J’apprends que la statue de Faidherbe à saint-Louis est remise à sa place.
Rien ne m’étonne dans ce Sénégal. La compromission et le larbinisme sont cultivés au plus haut niveau.
Il y a une bataille, quand vous la perdez, vous perdrez toutes les autres batailles. C’est celle de l’imaginaire. Quand vous n’avez plus la conscience du passé, vous errez et perdez le but puissant qui fait la force d’un peuple et qui donne une orientation à l’âme nationale.

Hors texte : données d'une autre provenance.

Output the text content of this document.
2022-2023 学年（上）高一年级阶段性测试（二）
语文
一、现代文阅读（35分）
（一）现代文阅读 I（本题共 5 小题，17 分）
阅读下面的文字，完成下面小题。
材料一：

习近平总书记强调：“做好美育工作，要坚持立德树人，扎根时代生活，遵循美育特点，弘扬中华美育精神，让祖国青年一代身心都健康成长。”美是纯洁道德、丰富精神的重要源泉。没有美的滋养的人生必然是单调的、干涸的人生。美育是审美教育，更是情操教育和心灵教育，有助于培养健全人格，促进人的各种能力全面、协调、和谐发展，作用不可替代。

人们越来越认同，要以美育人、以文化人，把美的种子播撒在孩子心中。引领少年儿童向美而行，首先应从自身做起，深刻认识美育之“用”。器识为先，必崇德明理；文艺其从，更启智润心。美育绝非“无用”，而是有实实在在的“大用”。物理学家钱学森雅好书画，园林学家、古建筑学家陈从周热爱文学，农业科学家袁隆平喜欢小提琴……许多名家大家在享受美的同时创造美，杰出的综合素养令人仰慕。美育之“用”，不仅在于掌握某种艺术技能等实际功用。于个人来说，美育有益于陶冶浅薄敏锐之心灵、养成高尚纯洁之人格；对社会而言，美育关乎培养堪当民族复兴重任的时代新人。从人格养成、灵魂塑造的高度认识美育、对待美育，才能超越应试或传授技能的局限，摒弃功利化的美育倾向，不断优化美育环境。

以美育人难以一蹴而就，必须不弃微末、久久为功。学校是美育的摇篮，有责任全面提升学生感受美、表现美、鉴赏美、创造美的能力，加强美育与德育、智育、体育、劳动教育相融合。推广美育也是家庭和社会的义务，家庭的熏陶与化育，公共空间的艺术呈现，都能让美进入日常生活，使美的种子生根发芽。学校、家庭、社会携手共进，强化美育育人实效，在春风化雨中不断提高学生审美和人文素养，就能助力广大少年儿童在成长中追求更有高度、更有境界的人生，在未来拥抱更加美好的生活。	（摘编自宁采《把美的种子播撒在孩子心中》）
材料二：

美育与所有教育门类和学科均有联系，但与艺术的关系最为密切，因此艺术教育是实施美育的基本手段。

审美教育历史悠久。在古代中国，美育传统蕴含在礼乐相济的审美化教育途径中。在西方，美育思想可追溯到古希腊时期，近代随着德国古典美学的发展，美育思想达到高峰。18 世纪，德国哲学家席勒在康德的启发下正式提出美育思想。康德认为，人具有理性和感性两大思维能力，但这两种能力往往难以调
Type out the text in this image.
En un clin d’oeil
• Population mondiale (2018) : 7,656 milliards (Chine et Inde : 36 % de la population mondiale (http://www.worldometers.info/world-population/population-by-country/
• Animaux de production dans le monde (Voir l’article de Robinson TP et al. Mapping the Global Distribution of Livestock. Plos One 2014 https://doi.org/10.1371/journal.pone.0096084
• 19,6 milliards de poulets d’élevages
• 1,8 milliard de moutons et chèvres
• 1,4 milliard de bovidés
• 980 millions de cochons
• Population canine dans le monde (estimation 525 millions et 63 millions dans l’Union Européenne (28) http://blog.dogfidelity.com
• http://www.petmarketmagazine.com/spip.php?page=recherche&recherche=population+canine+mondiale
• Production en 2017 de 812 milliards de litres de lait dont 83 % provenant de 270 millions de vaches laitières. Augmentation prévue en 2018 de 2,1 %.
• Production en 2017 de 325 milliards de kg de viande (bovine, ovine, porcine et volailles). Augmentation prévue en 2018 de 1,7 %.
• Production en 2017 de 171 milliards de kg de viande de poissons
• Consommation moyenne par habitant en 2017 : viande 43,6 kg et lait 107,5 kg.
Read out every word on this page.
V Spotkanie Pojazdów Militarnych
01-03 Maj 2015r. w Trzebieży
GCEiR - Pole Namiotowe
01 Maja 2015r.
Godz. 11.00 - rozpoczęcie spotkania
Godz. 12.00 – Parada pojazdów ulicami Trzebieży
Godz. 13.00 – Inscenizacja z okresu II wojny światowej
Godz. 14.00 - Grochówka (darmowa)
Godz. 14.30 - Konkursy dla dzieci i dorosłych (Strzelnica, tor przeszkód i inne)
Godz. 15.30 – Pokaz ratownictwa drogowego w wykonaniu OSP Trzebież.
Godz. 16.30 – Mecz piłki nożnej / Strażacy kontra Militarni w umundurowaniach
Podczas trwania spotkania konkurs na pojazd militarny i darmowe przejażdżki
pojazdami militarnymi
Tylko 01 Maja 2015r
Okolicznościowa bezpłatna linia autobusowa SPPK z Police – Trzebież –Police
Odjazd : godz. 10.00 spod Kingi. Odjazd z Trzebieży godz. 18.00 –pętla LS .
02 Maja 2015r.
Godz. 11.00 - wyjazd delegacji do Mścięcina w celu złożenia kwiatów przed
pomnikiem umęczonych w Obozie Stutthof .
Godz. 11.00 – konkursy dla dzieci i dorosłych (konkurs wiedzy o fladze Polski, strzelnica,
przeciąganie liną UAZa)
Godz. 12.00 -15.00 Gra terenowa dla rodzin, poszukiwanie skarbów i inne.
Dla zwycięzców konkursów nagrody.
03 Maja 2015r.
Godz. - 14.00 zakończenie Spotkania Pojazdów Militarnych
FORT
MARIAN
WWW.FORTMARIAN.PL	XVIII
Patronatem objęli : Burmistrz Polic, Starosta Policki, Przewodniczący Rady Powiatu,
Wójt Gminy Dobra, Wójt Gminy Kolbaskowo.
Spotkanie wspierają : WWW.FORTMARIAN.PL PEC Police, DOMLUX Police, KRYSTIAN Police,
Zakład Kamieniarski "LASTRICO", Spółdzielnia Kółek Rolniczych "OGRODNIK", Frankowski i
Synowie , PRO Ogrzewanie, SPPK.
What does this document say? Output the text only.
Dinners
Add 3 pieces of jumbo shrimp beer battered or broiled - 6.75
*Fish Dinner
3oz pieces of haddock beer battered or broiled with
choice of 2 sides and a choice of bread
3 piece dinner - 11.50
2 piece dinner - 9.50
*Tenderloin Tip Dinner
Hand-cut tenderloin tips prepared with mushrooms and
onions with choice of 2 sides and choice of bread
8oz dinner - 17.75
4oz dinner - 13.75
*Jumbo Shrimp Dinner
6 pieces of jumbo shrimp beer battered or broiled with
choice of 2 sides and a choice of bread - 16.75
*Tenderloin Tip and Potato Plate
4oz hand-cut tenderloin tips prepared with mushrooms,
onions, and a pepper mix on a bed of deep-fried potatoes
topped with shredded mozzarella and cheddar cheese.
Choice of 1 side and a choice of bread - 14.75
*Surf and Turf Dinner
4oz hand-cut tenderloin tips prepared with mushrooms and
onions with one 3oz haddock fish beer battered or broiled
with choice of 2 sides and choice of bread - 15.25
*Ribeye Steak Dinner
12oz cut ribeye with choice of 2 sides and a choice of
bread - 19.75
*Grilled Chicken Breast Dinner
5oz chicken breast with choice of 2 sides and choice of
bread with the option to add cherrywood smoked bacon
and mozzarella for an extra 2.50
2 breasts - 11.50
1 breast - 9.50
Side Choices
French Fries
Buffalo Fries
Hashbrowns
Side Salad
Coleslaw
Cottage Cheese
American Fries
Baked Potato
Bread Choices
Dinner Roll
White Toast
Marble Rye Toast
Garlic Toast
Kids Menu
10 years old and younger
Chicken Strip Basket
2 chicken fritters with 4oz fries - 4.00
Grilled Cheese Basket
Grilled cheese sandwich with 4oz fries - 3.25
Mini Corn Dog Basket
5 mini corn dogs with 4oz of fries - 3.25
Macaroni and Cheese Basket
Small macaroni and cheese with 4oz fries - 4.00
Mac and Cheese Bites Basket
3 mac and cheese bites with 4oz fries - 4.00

Ce pays est malade d’une absence de décolonisation à tous les niveaux pratiquement. L’élite politique et une bonne partie de l’élite intellectuelle préfèrent se vautrer encore dans la colonialité. C’est de cette élite complice dont Cheikh Anta Diop parlait quand il disait qu’elle participe « d’une façon criminelle ou innocente à la désintégration de la société, à la pulvérisation de la partie vivante du passé, à laisser périr les valeurs fondamentales (histoire, langues, etc.) qui constituent le ciment de la société. »
Comment peut-on célébrer un personnage qui est, non seulement un criminel notoire, massacrant et brûlant tout sur son passage, mais un raciste invétéré, attestant la hiérarchie des races, célébrant le « guerrier blond logiquement triomphant », chargé de « régénérer la race noire »?
Cette dernière (« la race noire »), écrivit-il, « sera toujours à la merci des races mieux douées ».
En plus d’être raciste, Faidherbe a été celui qui a figé les communautés ethniques du Sénégal et de presque toute la sous-région ouest-africaine. C’est une vérité attestée. Alors que nous savons que les ethnies dans la période pré-coloniale étaient des « ensembles mouvants » et « perméables », beaucoup de travaux universitaires le prouvent, Faidherbe a contribué, par sa manipulation raciologique, à les figer en imposant des catégories rigides. La plupart des problèmes ethniques résultant de la colonisation en Afrique de l’Ouest, ont été suscités dans les officines de Faidherbe.
C’est un tel personnage que l’élite politique nous impose.
Il faut sauver ce pays qui part à la dérive.